Rien ne manque, comme on le voit, à ce roman, pas même le dénoûment de l’innocence protégée et du crime puni : dénoûment banal au théâtre mais beaucoup moins commun dans la vie réelle, dans la vie africaine surtout.

Enfin ce long drame eut la conclusion à laquelle on devait s’attendre. Le gouverneur Abdallah Pacha arriva de Khartoum avec près de trois mille hommes dont quatre cents réguliers, cerna les insurgés qui commençaient à manquer de munitions et leur fit déposer les armes, puis il commença à les faire mettre aux fers. Les noirs auraient supporté ce traitement sans résistance, mais ce qui les poussa au désespoir, ce fut de voir les Chaghié et les autres irréguliers se répandre dans les maisons, les mettre au pillage et emmener leurs femmes et leurs enfants comme esclaves. Ils voulurent faire alors une tentative impossible pour ressaisir leurs armes et défendre leurs familles ; mais avant même qu’ils n’eussent mis ce projet à exécution, le pacha fit ouvrir le feu sur cette foule désarmée, et avant le soir, deux mille cadavres remplissaient les rues et les abords de la ville : le reste, mis aux fers, était entassé dans les prisons.

Les troupes régulières s’étant remises à piller, laissèrent plusieurs jours tous ces cadavres sans sépultures ; puis on finit par les jeter dans des fosses sur lesquelles on alluma de grands feux. Mais il était trop tard. On était à la fin de la saison des pluies, époque insalubre dans tous ces pays : la décomposition de tous ces débris humains engendra une épidémie meurtrière, qui moissonna largement la population déjà si décimée. Le gouverneur, Ibrahim-bey, fut du nombre des victimes.


Lisara (voy. p. 390). — Dessin de E. Cicéri d’après un croquis de M. G. Lejean.

Quant aux malheureux qui remplissaient les prisons, mes notes ne disent rien sur le châtiment qui les atteignit. J’ai lu dans un journal que la plupart ont été vendus à l’encan, genre de pénalité non prévue par les codes militaires.

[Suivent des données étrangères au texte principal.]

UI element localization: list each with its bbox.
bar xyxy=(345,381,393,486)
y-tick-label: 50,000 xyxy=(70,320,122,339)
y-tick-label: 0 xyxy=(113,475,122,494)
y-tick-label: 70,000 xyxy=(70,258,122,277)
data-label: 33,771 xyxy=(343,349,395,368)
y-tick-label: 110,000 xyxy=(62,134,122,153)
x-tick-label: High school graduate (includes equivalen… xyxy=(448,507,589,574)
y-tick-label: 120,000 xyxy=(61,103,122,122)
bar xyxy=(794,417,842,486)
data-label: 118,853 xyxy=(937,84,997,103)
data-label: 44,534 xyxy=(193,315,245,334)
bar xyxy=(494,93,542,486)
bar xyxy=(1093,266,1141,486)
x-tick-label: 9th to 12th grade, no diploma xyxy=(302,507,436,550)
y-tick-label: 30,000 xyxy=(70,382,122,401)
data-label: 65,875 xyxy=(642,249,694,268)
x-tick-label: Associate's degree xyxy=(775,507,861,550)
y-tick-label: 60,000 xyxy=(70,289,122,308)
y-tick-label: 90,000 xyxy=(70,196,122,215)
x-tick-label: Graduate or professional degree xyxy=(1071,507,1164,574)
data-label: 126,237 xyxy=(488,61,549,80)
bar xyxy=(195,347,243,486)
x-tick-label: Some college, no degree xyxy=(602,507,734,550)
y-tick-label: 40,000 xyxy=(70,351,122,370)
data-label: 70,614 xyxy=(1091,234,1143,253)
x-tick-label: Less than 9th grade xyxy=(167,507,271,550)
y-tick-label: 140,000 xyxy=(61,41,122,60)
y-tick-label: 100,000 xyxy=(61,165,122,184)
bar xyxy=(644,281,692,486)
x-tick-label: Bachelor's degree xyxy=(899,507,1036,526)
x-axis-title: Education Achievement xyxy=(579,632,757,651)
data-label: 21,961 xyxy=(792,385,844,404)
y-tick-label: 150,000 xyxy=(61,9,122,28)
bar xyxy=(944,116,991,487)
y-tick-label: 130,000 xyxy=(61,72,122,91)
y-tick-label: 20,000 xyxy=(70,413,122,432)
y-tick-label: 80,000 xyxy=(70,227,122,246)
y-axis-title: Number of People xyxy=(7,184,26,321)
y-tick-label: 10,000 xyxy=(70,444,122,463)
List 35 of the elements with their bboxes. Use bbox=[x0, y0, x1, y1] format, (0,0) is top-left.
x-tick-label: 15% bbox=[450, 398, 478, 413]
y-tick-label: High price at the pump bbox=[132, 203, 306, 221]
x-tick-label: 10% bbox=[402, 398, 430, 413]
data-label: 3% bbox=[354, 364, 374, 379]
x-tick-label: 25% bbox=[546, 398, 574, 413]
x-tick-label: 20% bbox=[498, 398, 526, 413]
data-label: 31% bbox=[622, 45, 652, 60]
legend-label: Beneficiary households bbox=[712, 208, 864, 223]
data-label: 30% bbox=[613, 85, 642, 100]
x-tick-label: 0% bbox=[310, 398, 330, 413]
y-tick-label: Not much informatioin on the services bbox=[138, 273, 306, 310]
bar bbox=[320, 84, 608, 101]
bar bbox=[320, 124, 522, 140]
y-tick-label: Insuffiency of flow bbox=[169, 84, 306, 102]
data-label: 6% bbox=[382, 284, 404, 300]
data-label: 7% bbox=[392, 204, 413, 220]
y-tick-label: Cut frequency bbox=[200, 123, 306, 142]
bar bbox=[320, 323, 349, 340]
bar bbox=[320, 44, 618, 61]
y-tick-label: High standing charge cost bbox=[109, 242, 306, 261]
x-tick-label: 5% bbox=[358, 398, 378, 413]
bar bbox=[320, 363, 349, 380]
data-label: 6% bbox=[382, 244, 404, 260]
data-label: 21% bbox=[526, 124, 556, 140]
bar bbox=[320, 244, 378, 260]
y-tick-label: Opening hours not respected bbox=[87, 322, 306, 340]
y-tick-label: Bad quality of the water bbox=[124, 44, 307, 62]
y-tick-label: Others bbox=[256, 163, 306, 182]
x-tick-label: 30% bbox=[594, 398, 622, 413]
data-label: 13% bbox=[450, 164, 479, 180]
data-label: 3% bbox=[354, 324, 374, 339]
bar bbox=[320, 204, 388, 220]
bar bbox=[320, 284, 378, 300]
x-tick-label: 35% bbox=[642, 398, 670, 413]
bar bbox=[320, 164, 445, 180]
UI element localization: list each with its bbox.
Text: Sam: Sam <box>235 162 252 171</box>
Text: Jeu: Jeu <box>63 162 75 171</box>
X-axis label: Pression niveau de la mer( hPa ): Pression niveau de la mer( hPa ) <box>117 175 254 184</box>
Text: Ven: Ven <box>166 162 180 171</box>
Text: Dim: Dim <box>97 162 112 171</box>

Et maintenant, quelle est la moralité de ce récit ? Je ne vois pas, il est vrai, la nécessité qu’un drame historique ait une moralité quelconque. Si toutefois on tient à en dégager une, voici celle que je propose : De tous les modes de réorganisation militaire, le plus mauvais est d’aller voler des nègres à main armée pour en faire des champions du drapeau national : et quand on a été assez mal inspiré pour recruter des hommes par cette voie-là, il est au moins convenable de les payer et de les nourrir.

Guillaume Lejean.


  1. Voyage au Taka (Haute-Nubie), tome XI (1865), p. 97 à 160, nos 268-271.